User to Group Mappings
LWE supports two different methods of mapping users to groups:
- Listing users as attributes in group directory entries
- Listing groups as attributes in user directory entries
You should only use one of these methods at a time. Your configuration should contain only one of the two blocks of LDAP user/group mapping settings.
Using the Authentication Screen
After you have entered LDAP connection details into the LDAP configuration file, you can use the UI to test the configuration prior to enabling it. To use this screen, enter a username and password that is valid in the LDAP system, then click Test.

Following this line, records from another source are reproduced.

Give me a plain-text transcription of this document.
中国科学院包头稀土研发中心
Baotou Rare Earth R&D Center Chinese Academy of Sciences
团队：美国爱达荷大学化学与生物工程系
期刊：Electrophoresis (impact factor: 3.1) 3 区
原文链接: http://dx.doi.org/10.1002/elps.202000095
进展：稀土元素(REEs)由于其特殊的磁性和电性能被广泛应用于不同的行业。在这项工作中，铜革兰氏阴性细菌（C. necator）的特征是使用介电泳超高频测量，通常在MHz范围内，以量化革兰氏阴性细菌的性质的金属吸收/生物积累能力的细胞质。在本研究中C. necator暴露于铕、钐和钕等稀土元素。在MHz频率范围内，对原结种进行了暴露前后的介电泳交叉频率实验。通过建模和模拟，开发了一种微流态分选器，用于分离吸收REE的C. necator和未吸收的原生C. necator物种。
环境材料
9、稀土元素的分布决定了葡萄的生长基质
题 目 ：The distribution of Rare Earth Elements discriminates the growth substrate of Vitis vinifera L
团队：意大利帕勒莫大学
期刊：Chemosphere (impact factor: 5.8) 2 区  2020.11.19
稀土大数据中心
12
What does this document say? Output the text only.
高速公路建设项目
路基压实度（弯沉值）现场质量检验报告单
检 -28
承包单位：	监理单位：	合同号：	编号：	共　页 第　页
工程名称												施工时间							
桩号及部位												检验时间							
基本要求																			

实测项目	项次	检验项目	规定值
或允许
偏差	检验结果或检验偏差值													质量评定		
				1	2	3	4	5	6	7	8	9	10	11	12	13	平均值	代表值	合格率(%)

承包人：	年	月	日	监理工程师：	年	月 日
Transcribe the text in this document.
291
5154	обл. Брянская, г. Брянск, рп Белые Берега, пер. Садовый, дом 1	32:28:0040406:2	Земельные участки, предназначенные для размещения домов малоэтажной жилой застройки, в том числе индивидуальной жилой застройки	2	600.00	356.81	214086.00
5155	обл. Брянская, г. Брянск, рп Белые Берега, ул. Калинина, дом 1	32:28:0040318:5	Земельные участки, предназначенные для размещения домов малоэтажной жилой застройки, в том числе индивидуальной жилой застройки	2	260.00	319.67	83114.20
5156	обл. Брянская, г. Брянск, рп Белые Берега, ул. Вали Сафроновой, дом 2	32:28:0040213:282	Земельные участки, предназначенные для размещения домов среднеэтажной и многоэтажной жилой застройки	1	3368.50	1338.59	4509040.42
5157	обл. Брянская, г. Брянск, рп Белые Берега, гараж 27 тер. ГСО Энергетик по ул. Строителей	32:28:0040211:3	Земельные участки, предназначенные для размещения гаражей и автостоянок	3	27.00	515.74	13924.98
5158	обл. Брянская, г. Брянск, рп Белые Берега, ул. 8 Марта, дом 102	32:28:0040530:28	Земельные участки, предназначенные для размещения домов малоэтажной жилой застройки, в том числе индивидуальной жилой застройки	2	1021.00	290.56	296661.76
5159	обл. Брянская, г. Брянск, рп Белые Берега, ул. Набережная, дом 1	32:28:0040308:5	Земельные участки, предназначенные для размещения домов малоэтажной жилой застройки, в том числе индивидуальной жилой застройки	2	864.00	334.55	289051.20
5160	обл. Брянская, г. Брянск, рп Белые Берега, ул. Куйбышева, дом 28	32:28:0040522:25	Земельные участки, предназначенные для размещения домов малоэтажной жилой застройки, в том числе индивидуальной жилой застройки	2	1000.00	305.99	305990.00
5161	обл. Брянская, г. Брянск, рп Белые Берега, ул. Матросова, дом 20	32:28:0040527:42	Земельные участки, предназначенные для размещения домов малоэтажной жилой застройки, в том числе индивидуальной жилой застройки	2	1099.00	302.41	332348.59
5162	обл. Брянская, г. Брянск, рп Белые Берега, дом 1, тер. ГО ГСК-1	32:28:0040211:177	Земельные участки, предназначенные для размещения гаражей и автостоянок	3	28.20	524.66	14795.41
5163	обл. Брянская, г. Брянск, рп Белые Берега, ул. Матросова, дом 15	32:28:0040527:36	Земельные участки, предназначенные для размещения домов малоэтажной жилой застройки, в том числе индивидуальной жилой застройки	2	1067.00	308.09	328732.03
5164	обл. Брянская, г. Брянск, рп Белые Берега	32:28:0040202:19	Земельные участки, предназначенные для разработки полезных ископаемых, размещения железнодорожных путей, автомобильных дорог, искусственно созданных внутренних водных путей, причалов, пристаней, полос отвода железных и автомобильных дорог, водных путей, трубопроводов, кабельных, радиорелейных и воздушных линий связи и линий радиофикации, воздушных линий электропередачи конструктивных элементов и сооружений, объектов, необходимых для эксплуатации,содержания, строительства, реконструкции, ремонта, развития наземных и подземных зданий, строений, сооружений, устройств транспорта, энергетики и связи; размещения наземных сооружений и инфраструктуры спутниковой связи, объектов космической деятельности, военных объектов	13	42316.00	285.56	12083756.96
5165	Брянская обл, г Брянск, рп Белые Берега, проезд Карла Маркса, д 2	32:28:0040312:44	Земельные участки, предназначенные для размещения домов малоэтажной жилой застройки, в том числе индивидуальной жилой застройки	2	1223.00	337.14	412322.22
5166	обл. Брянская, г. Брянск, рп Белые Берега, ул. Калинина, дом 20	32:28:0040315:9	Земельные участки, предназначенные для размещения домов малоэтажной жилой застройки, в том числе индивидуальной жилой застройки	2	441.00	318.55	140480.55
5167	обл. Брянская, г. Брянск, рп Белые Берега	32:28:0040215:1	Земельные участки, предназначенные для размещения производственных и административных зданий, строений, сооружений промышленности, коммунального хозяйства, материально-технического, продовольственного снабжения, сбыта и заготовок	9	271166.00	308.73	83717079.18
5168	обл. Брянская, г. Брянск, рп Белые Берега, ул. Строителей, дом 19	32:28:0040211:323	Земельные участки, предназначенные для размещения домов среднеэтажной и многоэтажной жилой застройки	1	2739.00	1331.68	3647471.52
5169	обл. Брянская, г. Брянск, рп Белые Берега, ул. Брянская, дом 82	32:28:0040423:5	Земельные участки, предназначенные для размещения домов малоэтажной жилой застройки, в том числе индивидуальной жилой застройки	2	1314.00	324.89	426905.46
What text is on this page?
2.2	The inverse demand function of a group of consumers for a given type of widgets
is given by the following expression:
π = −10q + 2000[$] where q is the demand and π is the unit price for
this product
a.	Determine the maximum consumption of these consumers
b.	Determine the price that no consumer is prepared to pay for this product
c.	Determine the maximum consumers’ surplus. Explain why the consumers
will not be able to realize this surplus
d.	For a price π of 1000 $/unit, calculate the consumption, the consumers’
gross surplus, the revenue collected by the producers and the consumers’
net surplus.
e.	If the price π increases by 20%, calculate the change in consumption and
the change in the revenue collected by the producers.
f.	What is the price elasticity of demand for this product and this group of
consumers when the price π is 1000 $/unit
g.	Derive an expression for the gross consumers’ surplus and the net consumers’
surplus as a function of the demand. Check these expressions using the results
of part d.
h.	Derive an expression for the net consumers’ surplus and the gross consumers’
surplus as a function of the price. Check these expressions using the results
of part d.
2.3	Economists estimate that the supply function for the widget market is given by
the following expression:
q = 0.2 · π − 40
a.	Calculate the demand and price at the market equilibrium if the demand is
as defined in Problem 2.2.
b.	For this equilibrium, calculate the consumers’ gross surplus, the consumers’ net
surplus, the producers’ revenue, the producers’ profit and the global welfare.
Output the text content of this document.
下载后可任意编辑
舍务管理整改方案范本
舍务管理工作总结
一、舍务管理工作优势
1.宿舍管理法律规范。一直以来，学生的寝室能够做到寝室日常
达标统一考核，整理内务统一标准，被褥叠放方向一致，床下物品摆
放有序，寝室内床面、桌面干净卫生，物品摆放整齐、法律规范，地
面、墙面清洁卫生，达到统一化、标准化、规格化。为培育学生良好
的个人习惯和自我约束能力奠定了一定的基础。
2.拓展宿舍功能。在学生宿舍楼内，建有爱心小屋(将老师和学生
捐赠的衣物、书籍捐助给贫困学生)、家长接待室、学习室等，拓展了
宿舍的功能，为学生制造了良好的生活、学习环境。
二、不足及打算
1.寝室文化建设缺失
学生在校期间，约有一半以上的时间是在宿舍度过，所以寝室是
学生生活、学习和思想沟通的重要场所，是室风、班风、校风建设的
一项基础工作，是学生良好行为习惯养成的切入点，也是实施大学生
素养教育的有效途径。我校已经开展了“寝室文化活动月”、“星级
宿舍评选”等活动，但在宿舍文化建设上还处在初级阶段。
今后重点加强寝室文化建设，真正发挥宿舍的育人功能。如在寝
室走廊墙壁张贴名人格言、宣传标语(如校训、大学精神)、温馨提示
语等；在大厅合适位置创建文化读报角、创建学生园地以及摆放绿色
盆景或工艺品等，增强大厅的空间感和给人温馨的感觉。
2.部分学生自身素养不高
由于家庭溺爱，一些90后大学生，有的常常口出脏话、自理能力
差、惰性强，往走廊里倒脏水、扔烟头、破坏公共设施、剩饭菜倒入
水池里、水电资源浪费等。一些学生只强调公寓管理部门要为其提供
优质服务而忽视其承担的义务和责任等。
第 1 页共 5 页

The screen will show the results of the test on the left side, under the boxes for username and password.
If configuration changes are required, make the changes to the $LWE_HOME/conf/ldap-config.yml file on the server, then click Reload and repeat the test until it is successful. Once confident that the configuration will work as intended, change :enabled: false to :enabled: true, return to this page and click Reload. Before doing this, be sure at least one valid LDAP user has been given authorization to use the Admin UI.
When LDAP is enabled and the configuration reloaded, all active users may get an error message and will need to log in again with their LDAP credentials (unless their built-in username matches their LDAP username).
Manual User Management
Instead of using LDAP to authenticate users, LucidWorks Enterprise includes a REST API that allows creation of users. Using this API and the Perl Examples provided with the application, users can be created, passwords reset, and accounts deleted.